Grosse shook his head again and stepped out into the white light that continued to glare overhead from the flares.
"Very well," Dietrich said. "It is, as you call it, a deal. Shall we shake on it?"
Ceremoniously, each. Enna brother stood to clasp Dietrich's hand.
"Now," Dietrich said, abruptly down to business. "I shall assist you as much as I am able. Until approximately nineteen hours, that is until seven o'clock last night, the Rat Patrol was in the American camp which lies in the desert valley below. Sometime soon after that, they departed in their two jeeps to the south. We had a patrol within the Allied lines which has not reported for almost twelve hours. I suspect that patrol is a victim of the Rat Patrol. The next report we have of them placed them on a ridge of land between two salt marshes traveling west. This was at a location approximately fifty miles south from here. We were testing robot mines at the area. The Rat Patrol destroyed the mines. The next clue we have is another patrol about fifty miles west and forty miles south which the Rat Patrol blew up killing four men. We have had patrols in halftracks out all day searching for the Rat Patrol, but there has been no further report of them."
"Looks like they was swinging wide to get at you from the rear, Cap," Sam said with a dark scowl. "They might
be in your camp right now."
"That is possible," Dietrich admitted.
"If they was here, what would they be doing?" Sam asked. "Blowing up your gas and ammunition like they said in Tunis?"
"I think more likely they would be determining the location of the guns we have defending the ridge," Dietrich said. "They have a long range gun in the Allied area, a British twenty-five-pounder. If they could place the positions of my armor and guns, they could knock them out."

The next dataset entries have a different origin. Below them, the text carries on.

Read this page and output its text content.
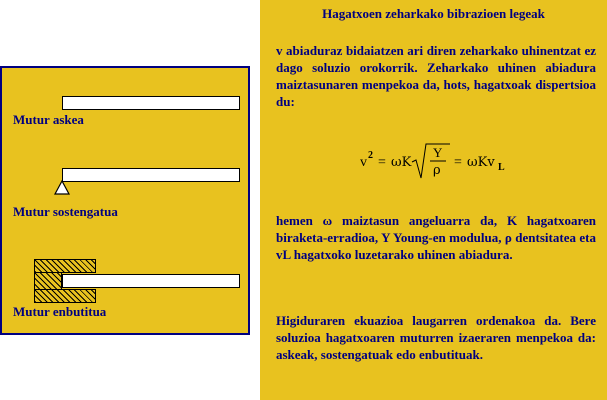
Mutur askea
Mutur sostengatua
Mutur enbutitua
Hagatxoen zeharkako bibrazioen legeak

v abiaduraz bidaiatzen ari diren zeharkako uhinentzat ez dago soluzio orokorrik. Zeharkako uhinen abiadura maiztasunaren menpekoa da, hots, hagatxoak dispertsioa du:

v 2 = ωK
Y
ρ
= ωKv L

hemen ω maiztasun angeluarra da, K hagatxoaren biraketa-erradioa, Y Young-en modulua, ρ dentsitatea eta vL hagatxoko luzetarako uhinen abiadura.

Higiduraren ekuazioa laugarren ordenakoa da. Bere soluzioa hagatxoaren muturren izaeraren menpekoa da: askeak, sostengatuak edo enbutituak.
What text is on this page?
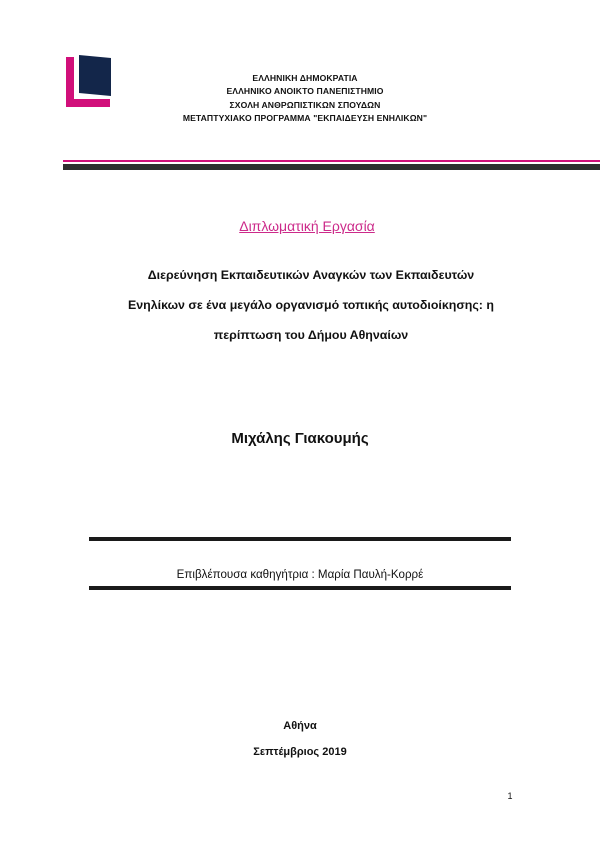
ΕΛΛΗΝΙΚΗ ΔΗΜΟΚΡΑΤΙΑ
ΕΛΛΗΝΙΚΟ ΑΝΟΙΚΤΟ ΠΑΝΕΠΙΣΤΗΜΙΟ
ΣΧΟΛΗ ΑΝΘΡΩΠΙΣΤΙΚΩΝ ΣΠΟΥΔΩΝ
ΜΕΤΑΠΤΥΧΙΑΚΟ ΠΡΟΓΡΑΜΜΑ "ΕΚΠΑΙΔΕΥΣΗ ΕΝΗΛΙΚΩΝ"
Διπλωματική Εργασία
Διερεύνηση Εκπαιδευτικών Αναγκών των Εκπαιδευτών
Ενηλίκων σε ένα μεγάλο οργανισμό τοπικής αυτοδιοίκησης: η
περίπτωση του Δήμου Αθηναίων
Μιχάλης Γιακουμής
Επιβλέπουσα καθηγήτρια : Μαρία Παυλή-Κορρέ
Αθήνα
Σεπτέμβριος 2019
1
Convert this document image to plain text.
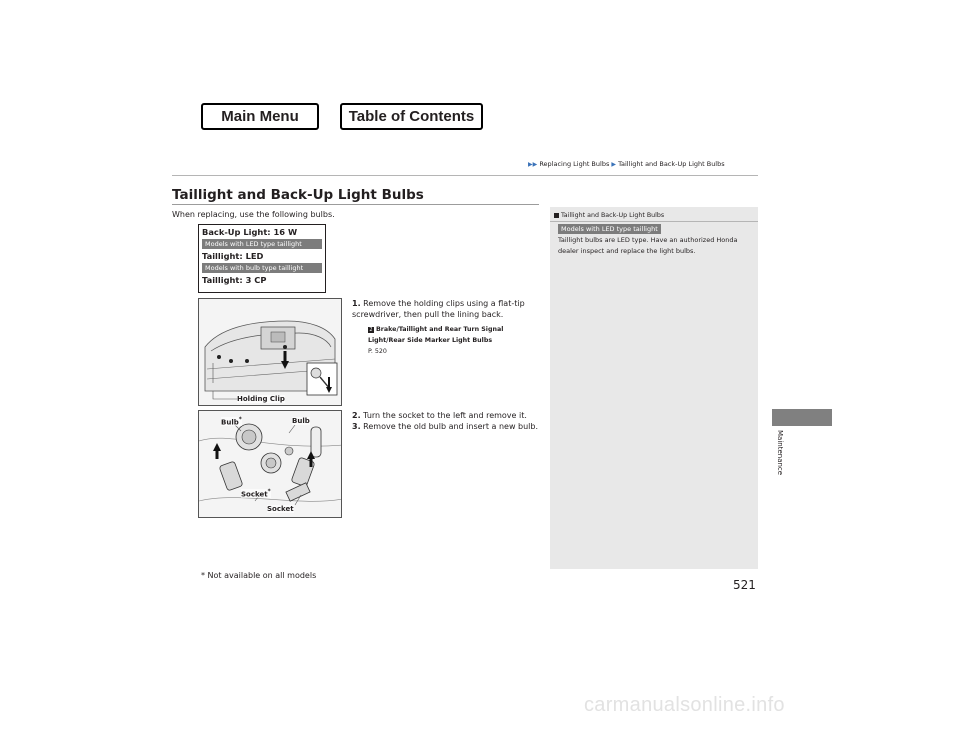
Main Menu	Table of Contents
▶▶ Replacing Light Bulbs ▶ Taillight and Back-Up Light Bulbs
Taillight and Back-Up Light Bulbs
When replacing, use the following bulbs.
Back-Up Light: 16 W
Models with LED type taillight
Taillight: LED
Models with bulb type taillight
Taillight: 3 CP
Holding Clip
Bulb*	Bulb
Socket*
Socket
1. Remove the holding clips using a flat-tip screwdriver, then pull the lining back.
2 Brake/Taillight and Rear Turn Signal Light/Rear Side Marker Light Bulbs
P. 520
2. Turn the socket to the left and remove it.
3. Remove the old bulb and insert a new bulb.
Taillight and Back-Up Light Bulbs
Models with LED type taillight
Taillight bulbs are LED type. Have an authorized Honda dealer inspect and replace the light bulbs.
Maintenance
* Not available on all models
521
carmanualsonline.info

"They got a gun that can reach you?" Sam asked, apparently impressed with Dietrich's knowledge. "How'd you know that? Oh, I get it. You can see down in the valley from up here."
"Yes," Dietrich said. "But this gun is concealed. They have a pit where the Rat Patrol has kept the jeeps and where the four men have been living. That has been a deception. The pit contains the gun. I bought the information from some Arabs."

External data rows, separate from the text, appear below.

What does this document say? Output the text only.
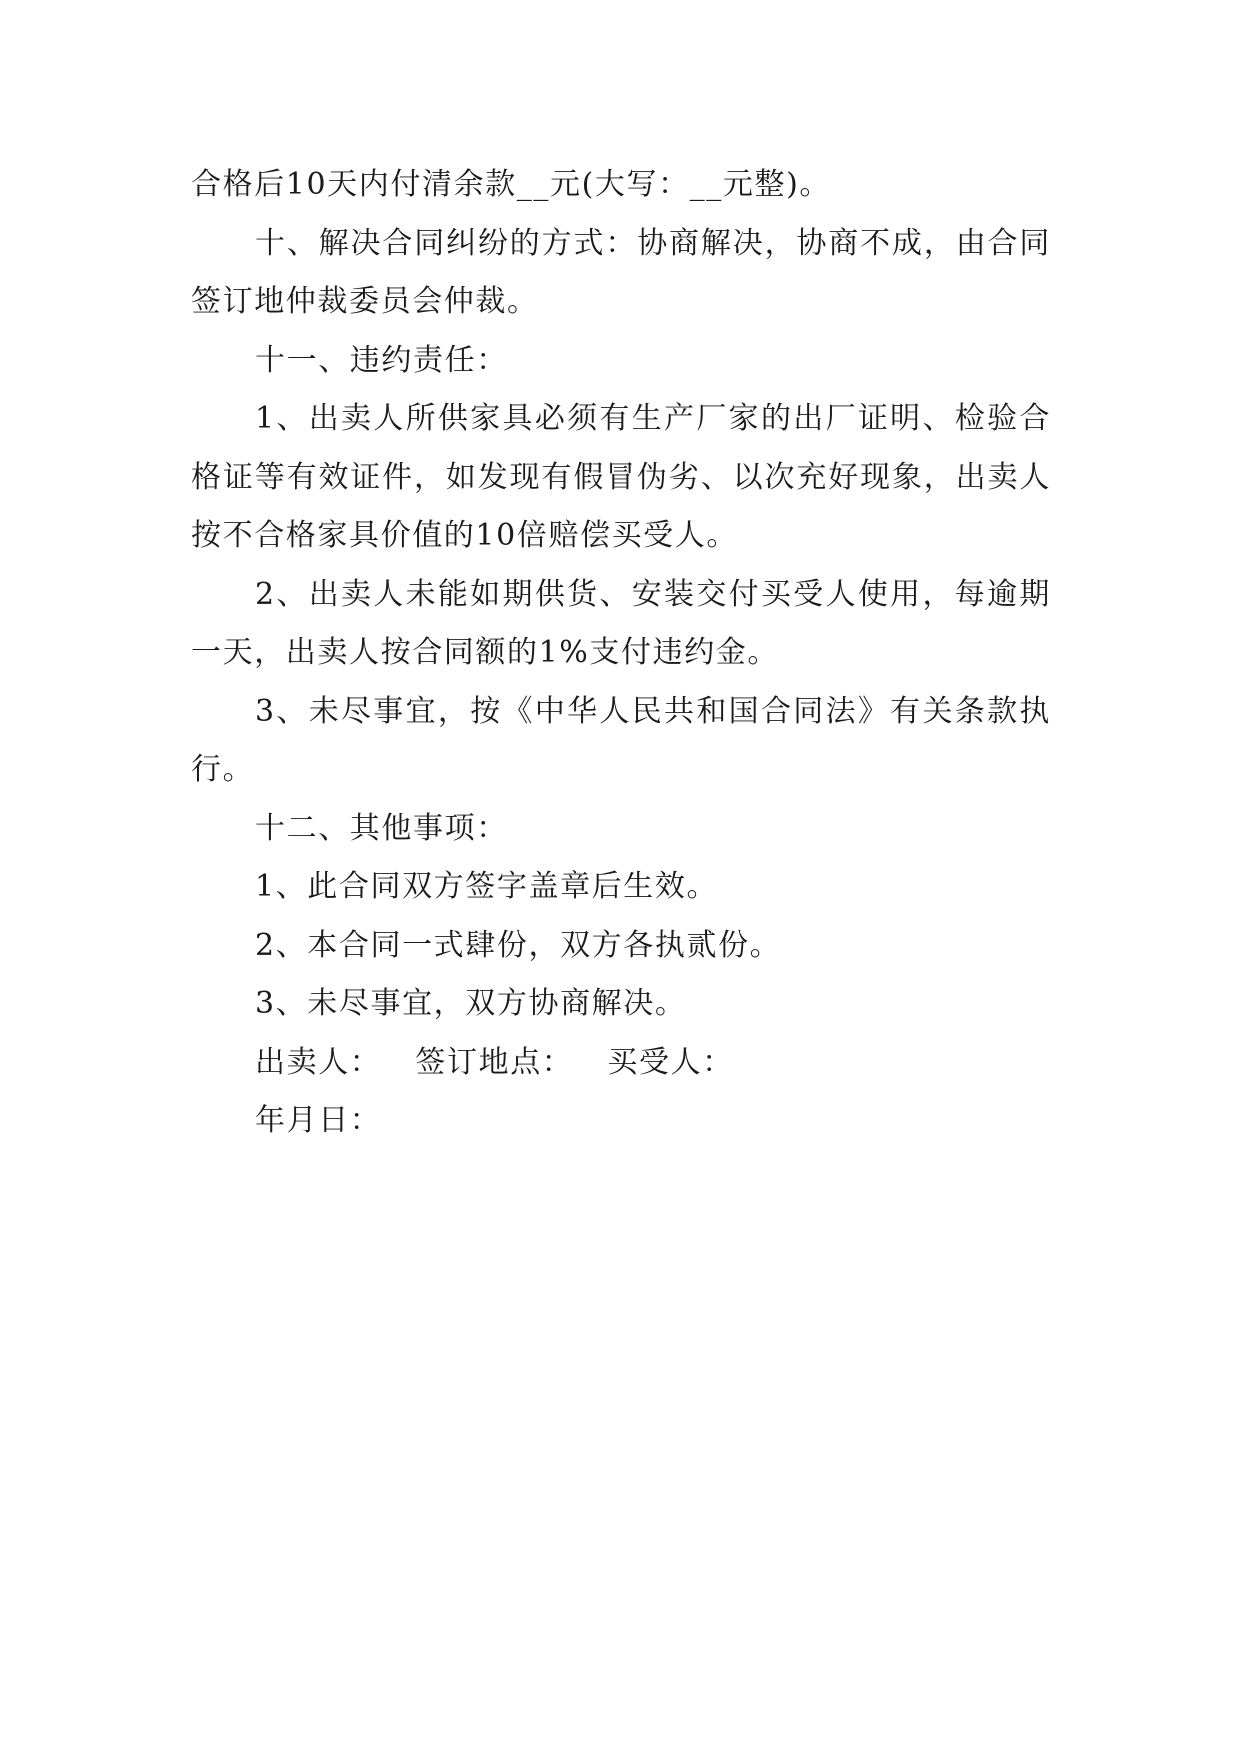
合格后10天内付清余款__元(大写：__元整)。

十、解决合同纠纷的方式：协商解决，协商不成，由合同签订地仲裁委员会仲裁。

十一、违约责任：

1、出卖人所供家具必须有生产厂家的出厂证明、检验合格证等有效证件，如发现有假冒伪劣、以次充好现象，出卖人按不合格家具价值的10倍赔偿买受人。

2、出卖人未能如期供货、安装交付买受人使用，每逾期一天，出卖人按合同额的1%支付违约金。

3、未尽事宜，按《中华人民共和国合同法》有关条款执行。

十二、其他事项：

1、此合同双方签字盖章后生效。

2、本合同一式肆份，双方各执贰份。

3、未尽事宜，双方协商解决。

出卖人： 签订地点： 买受人：
年月日：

"You wasn't born yesterday, Cap," Sam said admiringly. "So we better start right here in your camp and work through the gun positions. You want to give us the layout, Cap?"
"On top of the ridge, the heavy guns, 75 mm. cannon and rocket-launchers," Dietrich said unhesitatingly. "Down the slope, mortars and below them, machine guns and riflemen. At the bottom the field is mined, as well as trails and approaches on the slope."

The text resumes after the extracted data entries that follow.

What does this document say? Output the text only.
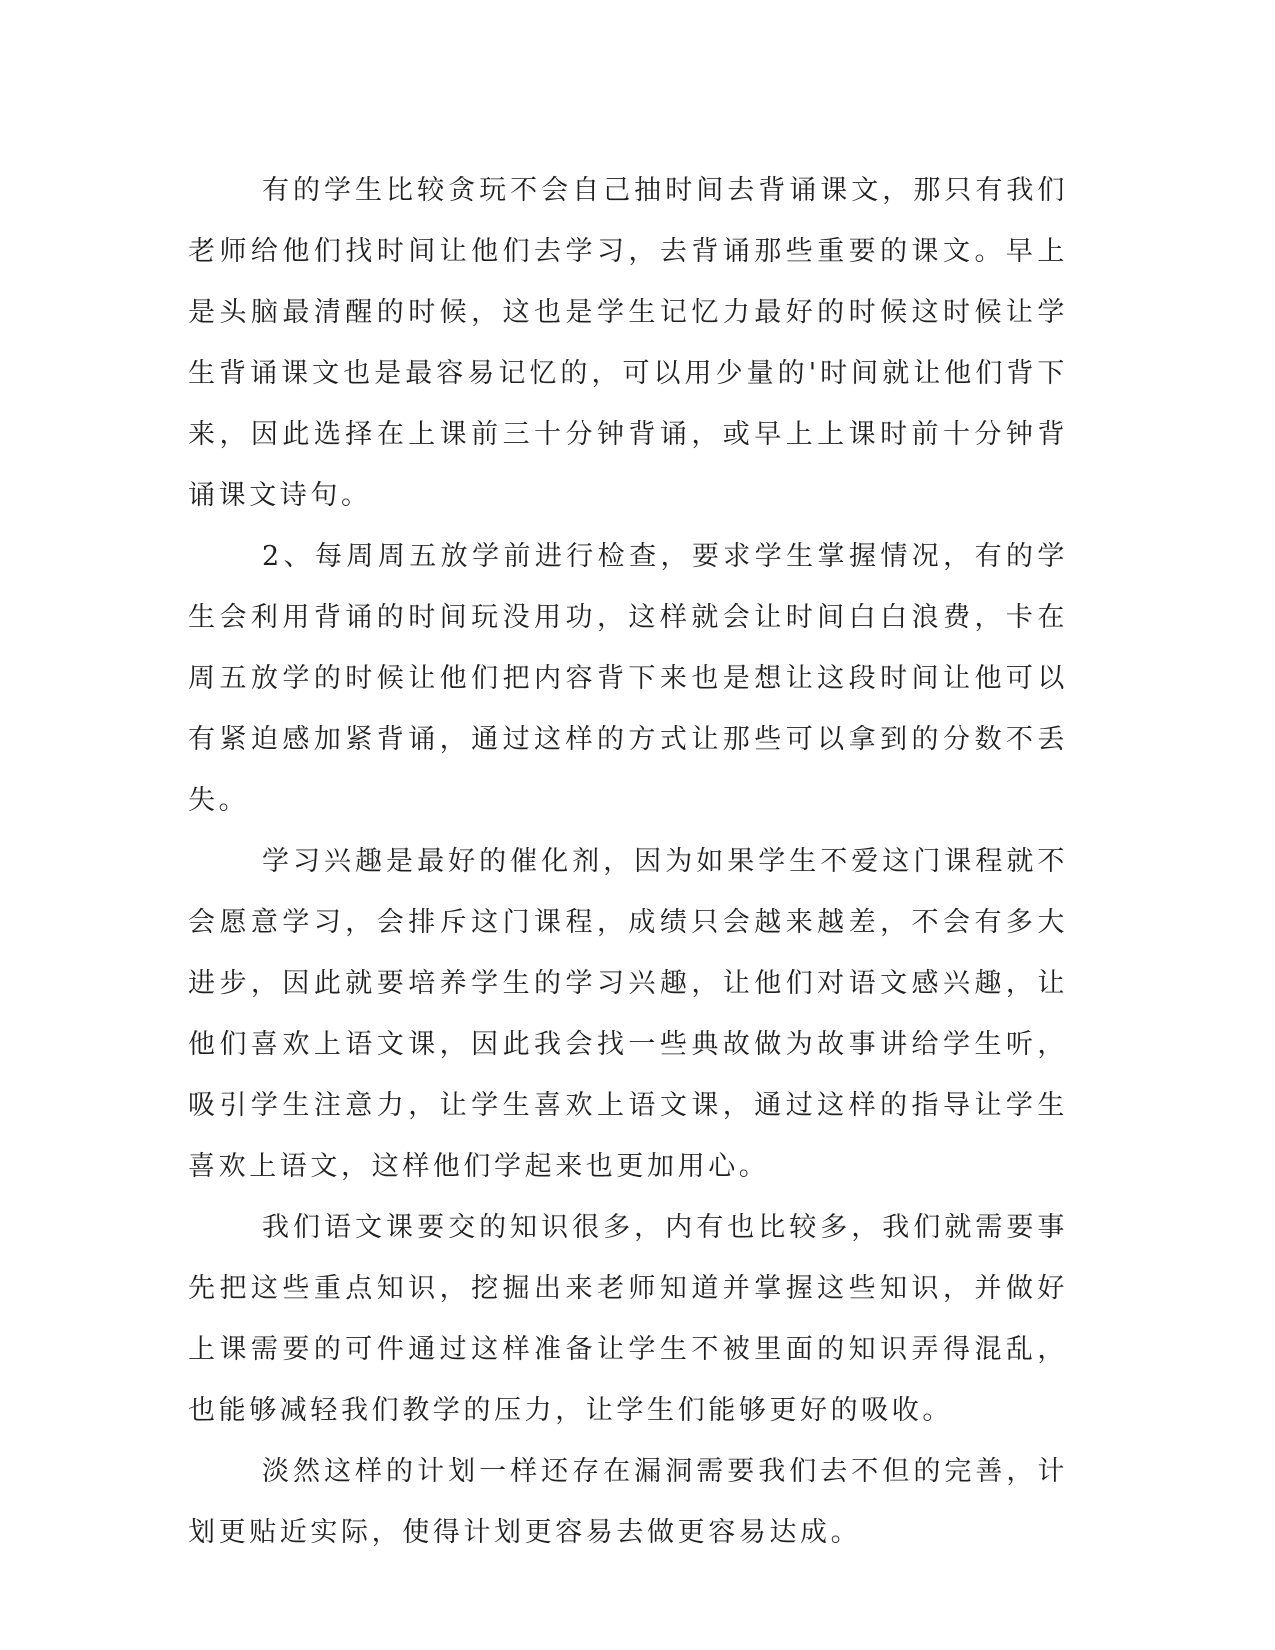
有的学生比较贪玩不会自己抽时间去背诵课文，那只有我们老师给他们找时间让他们去学习，去背诵那些重要的课文。早上是头脑最清醒的时候，这也是学生记忆力最好的时候这时候让学生背诵课文也是最容易记忆的，可以用少量的'时间就让他们背下来，因此选择在上课前三十分钟背诵，或早上上课时前十分钟背诵课文诗句。

2、每周周五放学前进行检查，要求学生掌握情况，有的学生会利用背诵的时间玩没用功，这样就会让时间白白浪费，卡在周五放学的时候让他们把内容背下来也是想让这段时间让他可以有紧迫感加紧背诵，通过这样的方式让那些可以拿到的分数不丢失。

学习兴趣是最好的催化剂，因为如果学生不爱这门课程就不会愿意学习，会排斥这门课程，成绩只会越来越差，不会有多大进步，因此就要培养学生的学习兴趣，让他们对语文感兴趣，让他们喜欢上语文课，因此我会找一些典故做为故事讲给学生听，吸引学生注意力，让学生喜欢上语文课，通过这样的指导让学生喜欢上语文，这样他们学起来也更加用心。

我们语文课要交的知识很多，内有也比较多，我们就需要事先把这些重点知识，挖掘出来老师知道并掌握这些知识，并做好上课需要的可件通过这样准备让学生不被里面的知识弄得混乱，也能够减轻我们教学的压力，让学生们能够更好的吸收。

淡然这样的计划一样还存在漏洞需要我们去不但的完善，计划更贴近实际，使得计划更容易去做更容易达成。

"Sounds like you got yourself a fort, Cap," Sam said. "Okay, here's what we'll do. Two of us will work the ridge, the other two will slip down to them mortars. If we don't find anybody, then your Enna-buddies—" He stopped and laughed delightedly at his pun. His gold tooth gleamed. "Anyway, we'll go through the camp with a fine tooth comb. If we still don't find them, we'll move on outside the camp and do some slow driving in and out, enough to make them curious."
"Very well," Dietrich said with a smile. He had planned much the same operation himself within the camp and it pleased him that the professional killers suggested the same plan. He handed each of the Ennas his passport as he stood.
"We'll get started, Cap," Sam said. "Better pass the word. I'd hate to have some trigger-happy jerk mistake us for the Rat Patrol."